Ah! les douces nuits calmes, dans l'immensité de la plaine endormie, ou, dans le bois, sous la cathédrale des arbres immenses. C'était le foyer se révélant à moi, qui, enfant, n'avait pas connu les tendresses du home. Je voyais souvent, accrochés aux arbres ou à un wigwam, sur notre passage, bien lacés dans leur layette ornée de grains de porcelaine, de grelots et d'autres petits riens, des papeausses (bébés) crevant de santé, rouges comme des petits homards, et attendant patiemment le retour de la maman, en corvée… Heureux bébés!

Nous avions un long parcours à fournir, car la tribu des Pieds-Noirs — les Blackfoots — occupe une réserve nommée Crawfoot, qui touche aux Montagnes Rocheuses.

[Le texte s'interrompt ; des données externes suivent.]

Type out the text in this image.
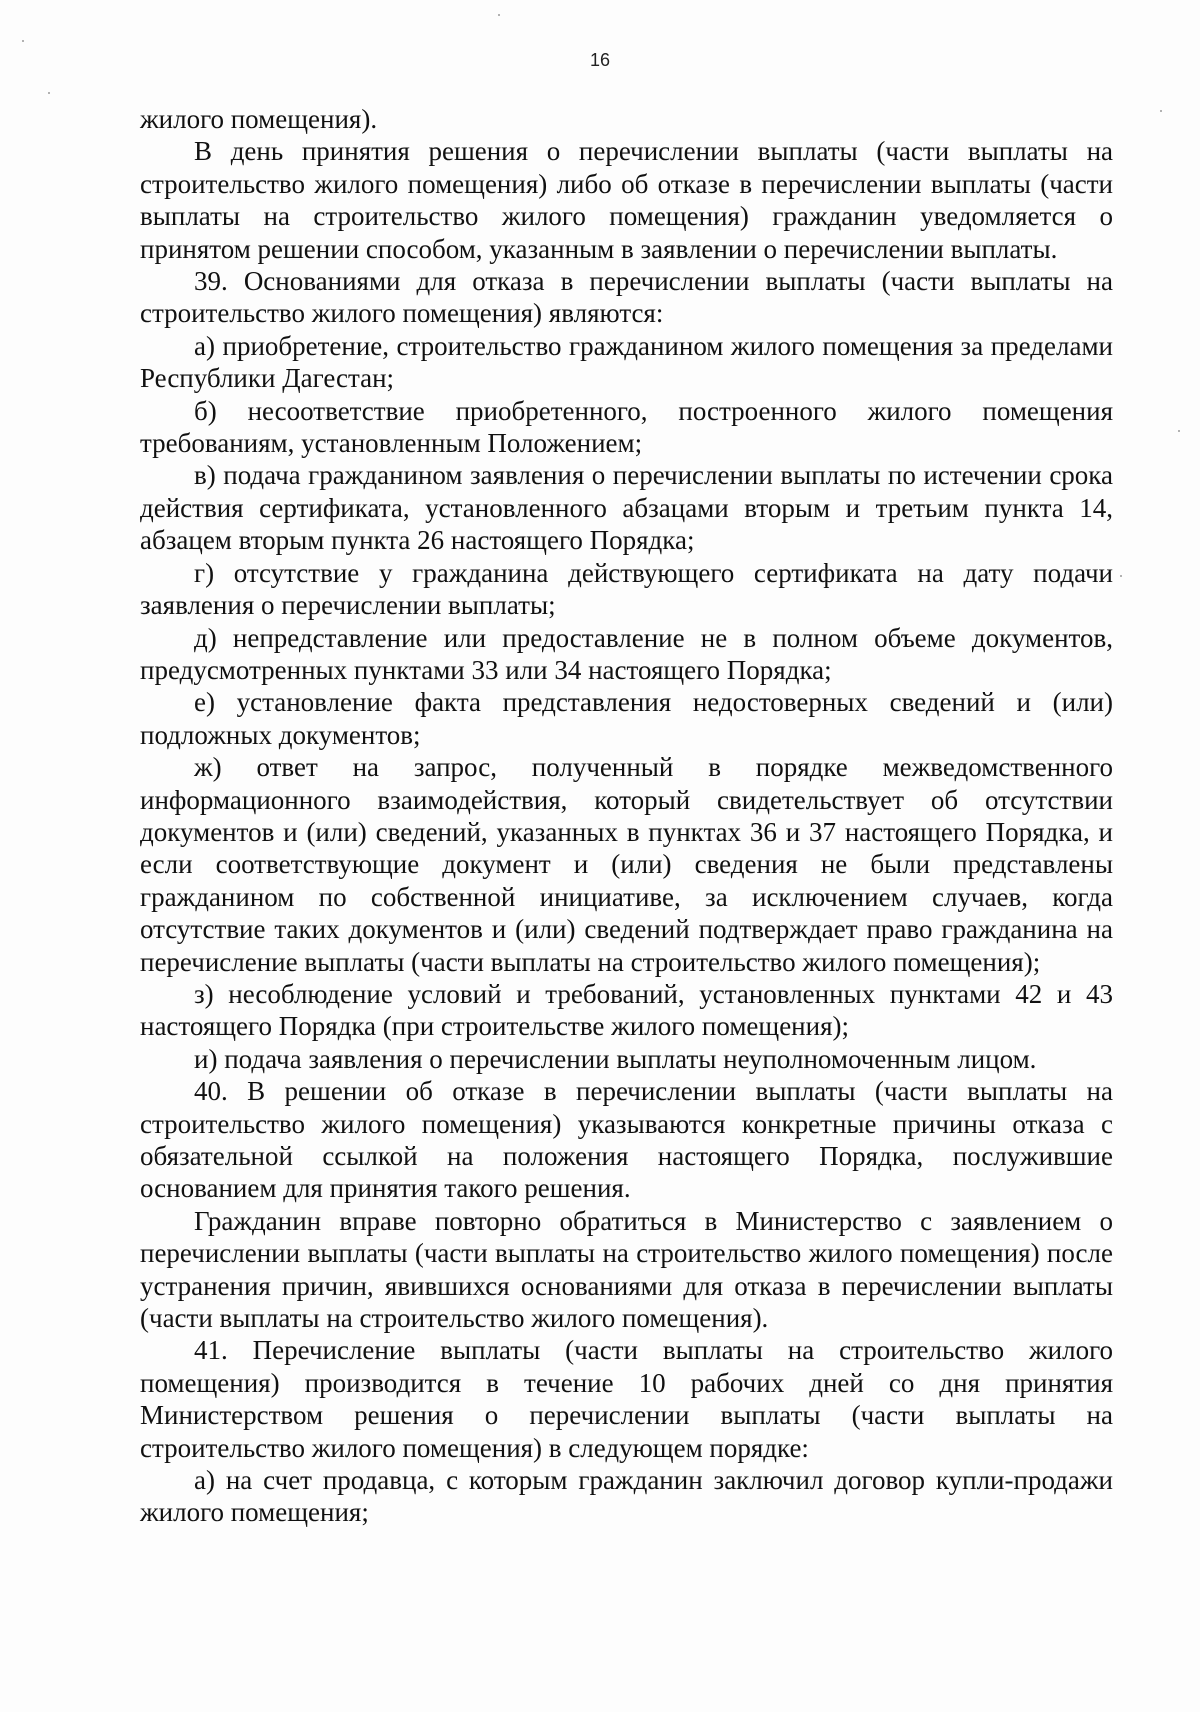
16

жилого помещения).

В день принятия решения о перечислении выплаты (части выплаты на строительство жилого помещения) либо об отказе в перечислении выплаты (части выплаты на строительство жилого помещения) гражданин уведомляется о принятом решении способом, указанным в заявлении о перечислении выплаты.

39. Основаниями для отказа в перечислении выплаты (части выплаты на строительство жилого помещения) являются:

а) приобретение, строительство гражданином жилого помещения за пределами Республики Дагестан;

б) несоответствие приобретенного, построенного жилого помещения требованиям, установленным Положением;

в) подача гражданином заявления о перечислении выплаты по истечении срока действия сертификата, установленного абзацами вторым и третьим пункта 14, абзацем вторым пункта 26 настоящего Порядка;

г) отсутствие у гражданина действующего сертификата на дату подачи заявления о перечислении выплаты;

д) непредставление или предоставление не в полном объеме документов, предусмотренных пунктами 33 или 34 настоящего Порядка;

е) установление факта представления недостоверных сведений и (или) подложных документов;

ж) ответ на запрос, полученный в порядке межведомственного информационного взаимодействия, который свидетельствует об отсутствии документов и (или) сведений, указанных в пунктах 36 и 37 настоящего Порядка, и если соответствующие документ и (или) сведения не были представлены гражданином по собственной инициативе, за исключением случаев, когда отсутствие таких документов и (или) сведений подтверждает право гражданина на перечисление выплаты (части выплаты на строительство жилого помещения);

з) несоблюдение условий и требований, установленных пунктами 42 и 43 настоящего Порядка (при строительстве жилого помещения);

и) подача заявления о перечислении выплаты неуполномоченным лицом.

40. В решении об отказе в перечислении выплаты (части выплаты на строительство жилого помещения) указываются конкретные причины отказа с обязательной ссылкой на положения настоящего Порядка, послужившие основанием для принятия такого решения.

Гражданин вправе повторно обратиться в Министерство с заявлением о перечислении выплаты (части выплаты на строительство жилого помещения) после устранения причин, явившихся основаниями для отказа в перечислении выплаты (части выплаты на строительство жилого помещения).

41. Перечисление выплаты (части выплаты на строительство жилого помещения) производится в течение 10 рабочих дней со дня принятия Министерством решения о перечислении выплаты (части выплаты на строительство жилого помещения) в следующем порядке:

а) на счет продавца, с которым гражданин заключил договор купли-продажи жилого помещения;
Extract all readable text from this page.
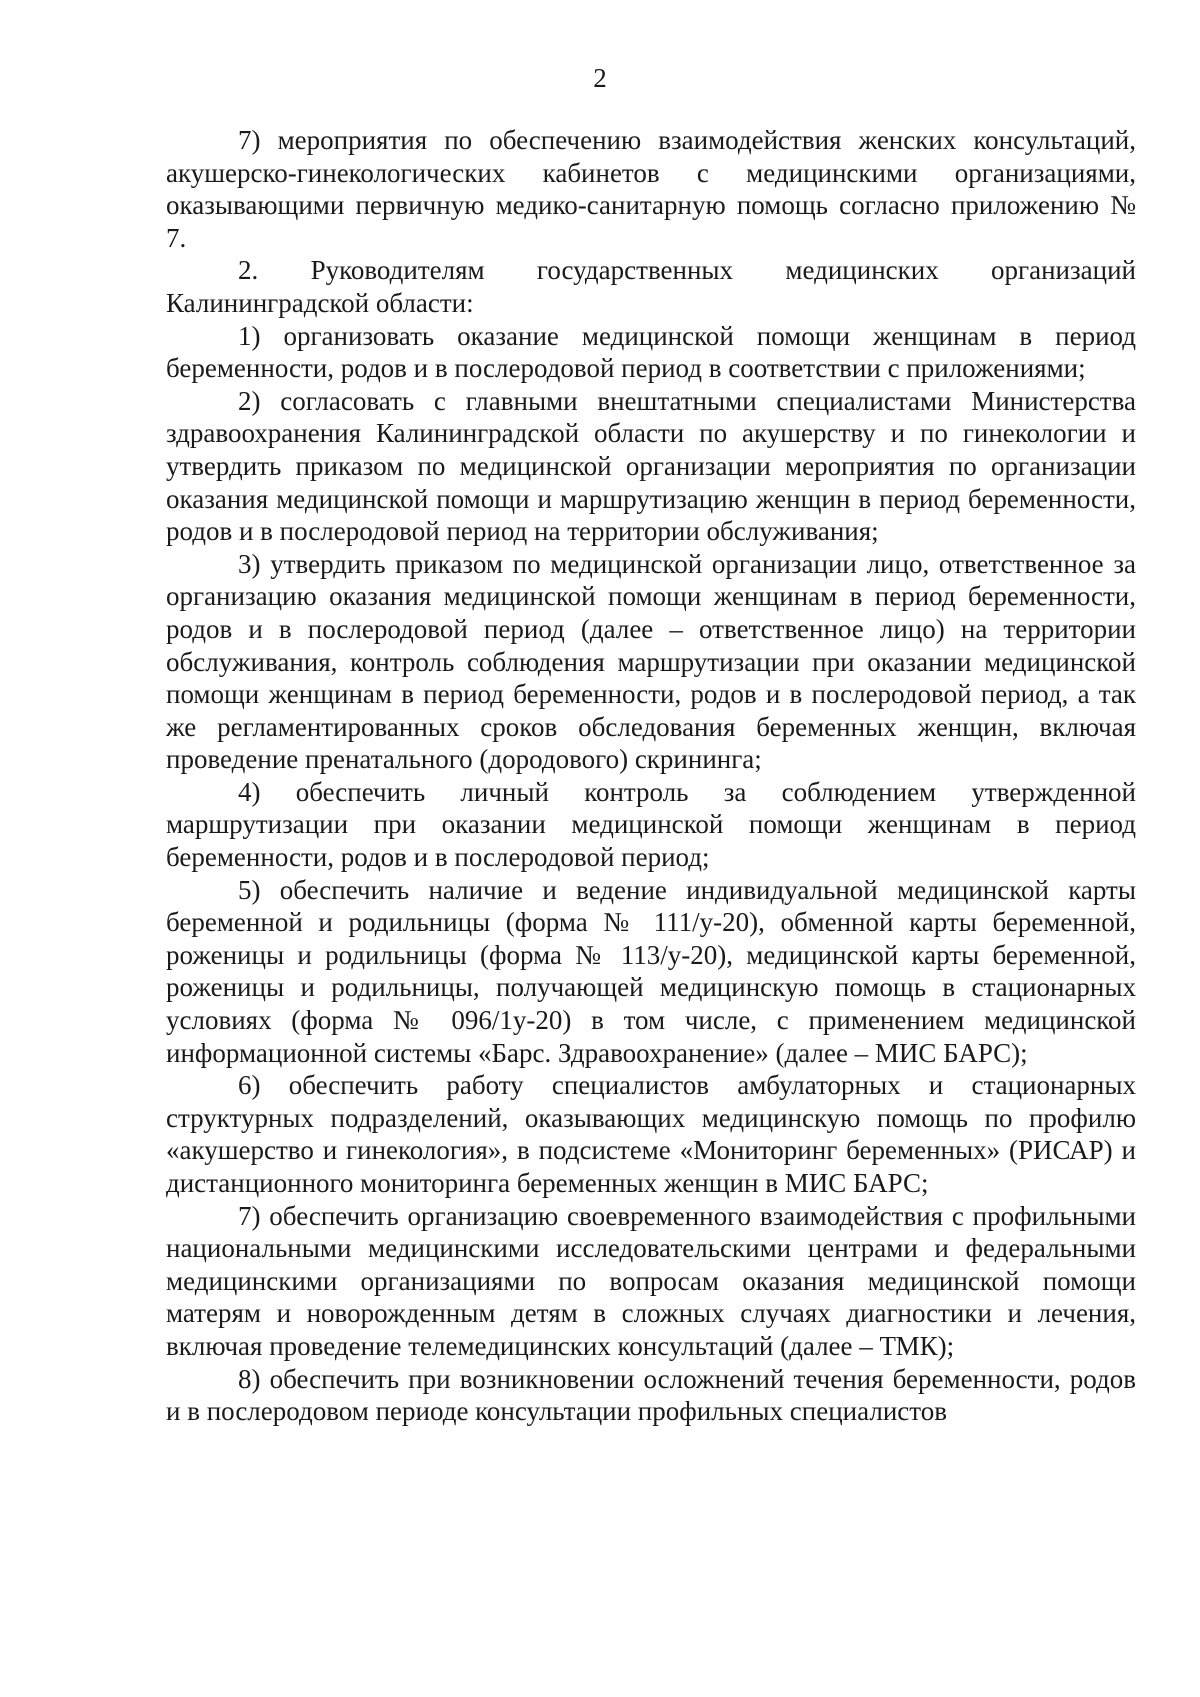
2

7) мероприятия по обеспечению взаимодействия женских консультаций, акушерско-гинекологических кабинетов с медицинскими организациями, оказывающими первичную медико-санитарную помощь согласно приложению № 7.

2. Руководителям государственных медицинских организаций Калининградской области:

1) организовать оказание медицинской помощи женщинам в период беременности, родов и в послеродовой период в соответствии с приложениями;

2) согласовать с главными внештатными специалистами Министерства здравоохранения Калининградской области по акушерству и по гинекологии и утвердить приказом по медицинской организации мероприятия по организации оказания медицинской помощи и маршрутизацию женщин в период беременности, родов и в послеродовой период на территории обслуживания;

3) утвердить приказом по медицинской организации лицо, ответственное за организацию оказания медицинской помощи женщинам в период беременности, родов и в послеродовой период (далее – ответственное лицо) на территории обслуживания, контроль соблюдения маршрутизации при оказании медицинской помощи женщинам в период беременности, родов и в послеродовой период, а так же регламентированных сроков обследования беременных женщин, включая проведение пренатального (дородового) скрининга;

4) обеспечить личный контроль за соблюдением утвержденной маршрутизации при оказании медицинской помощи женщинам в период беременности, родов и в послеродовой период;

5) обеспечить наличие и ведение индивидуальной медицинской карты беременной и родильницы (форма № 111/у-20), обменной карты беременной, роженицы и родильницы (форма № 113/у-20), медицинской карты беременной, роженицы и родильницы, получающей медицинскую помощь в стационарных условиях (форма № 096/1у-20) в том числе, с применением медицинской информационной системы «Барс. Здравоохранение» (далее – МИС БАРС);

6) обеспечить работу специалистов амбулаторных и стационарных структурных подразделений, оказывающих медицинскую помощь по профилю «акушерство и гинекология», в подсистеме «Мониторинг беременных» (РИСАР) и дистанционного мониторинга беременных женщин в МИС БАРС;

7) обеспечить организацию своевременного взаимодействия с профильными национальными медицинскими исследовательскими центрами и федеральными медицинскими организациями по вопросам оказания медицинской помощи матерям и новорожденным детям в сложных случаях диагностики и лечения, включая проведение телемедицинских консультаций (далее – ТМК);

8) обеспечить при возникновении осложнений течения беременности, родов и в послеродовом периоде консультации профильных специалистов
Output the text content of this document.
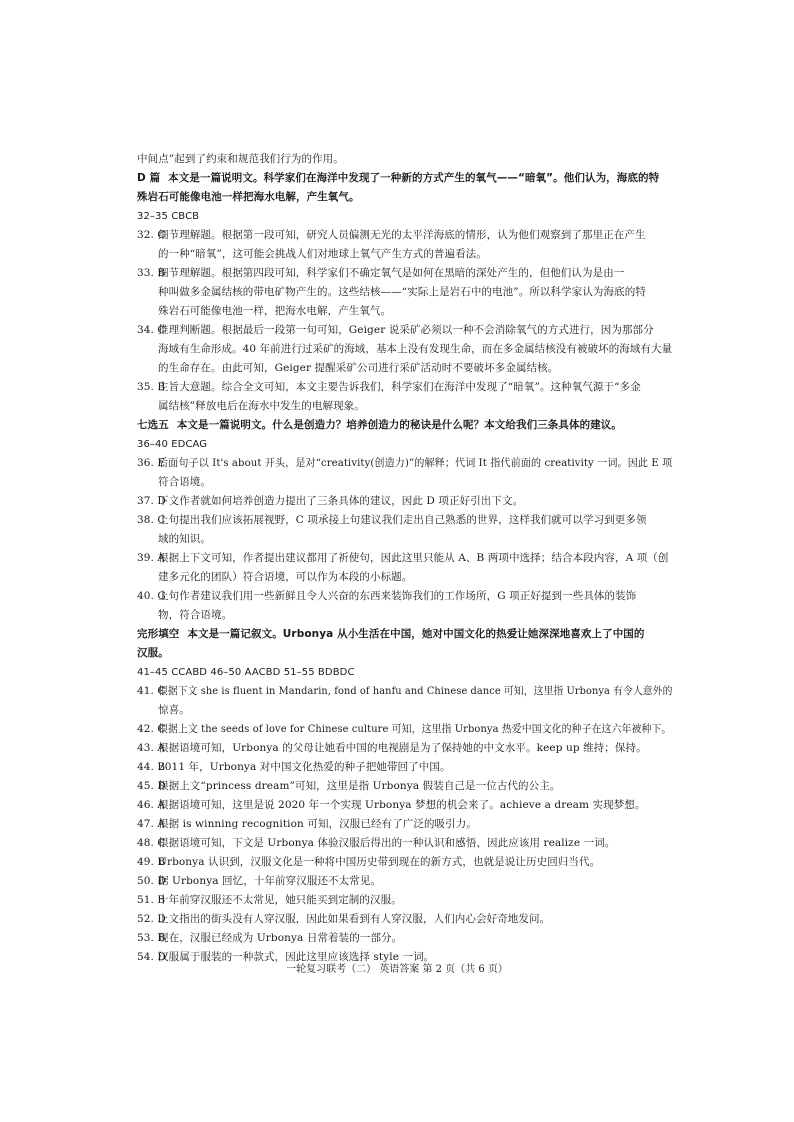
中间点”起到了约束和规范我们行为的作用。
D 篇 本文是一篇说明文。科学家们在海洋中发现了一种新的方式产生的氧气——“暗氧”。他们认为，海底的特
殊岩石可能像电池一样把海水电解，产生氧气。
32–35 CBCB
32. C
细节理解题。根据第一段可知，研究人员偏测无光的太平洋海底的情形，认为他们观察到了那里正在产生
的一种“暗氧”，这可能会挑战人们对地球上氧气产生方式的普遍看法。
33. B
细节理解题。根据第四段可知，科学家们不确定氧气是如何在黑暗的深处产生的，但他们认为是由一
种叫做多金属结核的带电矿物产生的。这些结核——“实际上是岩石中的电池”。所以科学家认为海底的特
殊岩石可能像电池一样，把海水电解，产生氧气。
34. C
推理判断题。根据最后一段第一句可知，Geiger 说采矿必须以一种不会消除氧气的方式进行，因为那部分
海域有生命形成。40 年前进行过采矿的海域，基本上没有发现生命，而在多金属结核没有被破坏的海域有大量
的生命存在。由此可知，Geiger 提醒采矿公司进行采矿活动时不要破坏多金属结核。
35. B
主旨大意题。综合全文可知，本文主要告诉我们，科学家们在海洋中发现了“暗氧”。这种氧气源于“多金
属结核”释放电后在海水中发生的电解现象。
七选五 本文是一篇说明文。什么是创造力？培养创造力的秘诀是什么呢？本文给我们三条具体的建议。
36–40 EDCAG
36. E
后面句子以 It's about 开头，是对“creativity(创造力)”的解释；代词 It 指代前面的 creativity 一词。因此 E 项
符合语境。
37. D
下文作者就如何培养创造力提出了三条具体的建议，因此 D 项正好引出下文。
38. C
上句提出我们应该拓展视野，C 项承接上句建议我们走出自己熟悉的世界，这样我们就可以学习到更多领
域的知识。
39. A
根据上下文可知，作者提出建议都用了祈使句，因此这里只能从 A、B 两项中选择；结合本段内容，A 项（创
建多元化的团队）符合语境，可以作为本段的小标题。
40. G
上句作者建议我们用一些新鲜且令人兴奋的东西来装饰我们的工作场所，G 项正好提到一些具体的装饰
物，符合语境。
完形填空 本文是一篇记叙文。Urbonya 从小生活在中国，她对中国文化的热爱让她深深地喜欢上了中国的
汉服。
41–45 CCABD 46–50 AACBD 51–55 BDBDC
41. C
根据下文 she is fluent in Mandarin, fond of hanfu and Chinese dance 可知，这里指 Urbonya 有令人意外的
惊喜。
42. C
根据上文 the seeds of love for Chinese culture 可知，这里指 Urbonya 热爱中国文化的种子在这六年被种下。
43. A
根据语境可知，Urbonya 的父母让她看中国的电视剧是为了保持她的中文水平。keep up 维持；保持。
44. B
2011 年，Urbonya 对中国文化热爱的种子把她带回了中国。
45. D
根据上文“princess dream”可知，这里是指 Urbonya 假装自己是一位古代的公主。
46. A
根据语境可知，这里是说 2020 年一个实现 Urbonya 梦想的机会来了。achieve a dream 实现梦想。
47. A
根据 is winning recognition 可知，汉服已经有了广泛的吸引力。
48. C
根据语境可知，下文是 Urbonya 体验汉服后得出的一种认识和感悟，因此应该用 realize 一词。
49. B
Urbonya 认识到，汉服文化是一种将中国历史带到现在的新方式，也就是说让历史回归当代。
50. D
据 Urbonya 回忆，十年前穿汉服还不太常见。
51. B
十年前穿汉服还不太常见，她只能买到定制的汉服。
52. D
上文指出的街头没有人穿汉服，因此如果看到有人穿汉服，人们内心会好奇地发问。
53. B
现在，汉服已经成为 Urbonya 日常着装的一部分。
54. D
汉服属于服装的一种款式，因此这里应该选择 style 一词。
一轮复习联考（二） 英语答案 第 2 页（共 6 页）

Natos-Apiw avait hâte d'y parvenir pour figurer à la fête traditionnelle de la contrée, qui se célèbre le 1er juillet ; mais il se laissait attarder en route. C'était partout des festins pantagruéliques et des veillées interminables.

Un jour, je lui fis observer qu'à ce compte nous n'arriverions jamais, mais il me répondit qu'il ne pouvait priver ceux que nous rencontrions du plaisir de nous avoir avec eux.

Je lui dis combien j'étais touché de cette hospitalité si franche, si cordiale, si spontanée ; mais, malgré tous ses efforts, il ne put jamais se faire une image exacte de ce mot : Hospitalité. Un homme rencontre un autre homme, n'est-il pas naturel qu'il mange et loge chez lui? Je n'ai jamais pu le faire sortir de là. Bien plus, il me disait :

« Le voyageur est l'envoyé du Grand Manitou. Il apporte à mon wigwam la bénédiction céleste. Et quand ce serait un ennemi, il est sacré pour moi et je le défendrai jusqu'à la mort. »

C'est ainsi que nous cheminions, lentement… pour ne pas fatiguer notre escorte, chargée de marchandises ; — c'est, du moins, le prétexte invoqué par mon compagnon. Les semaines se passaient. Enfin, un beau jour de juin, après avoir traversé des villes et franchi des steppes sans nombre, nous arrivâmes en vue des Montagnes Rocheuses. Le spectacle était des plus beaux ; l'immensité du coup d'œil me donnait presque le vertige.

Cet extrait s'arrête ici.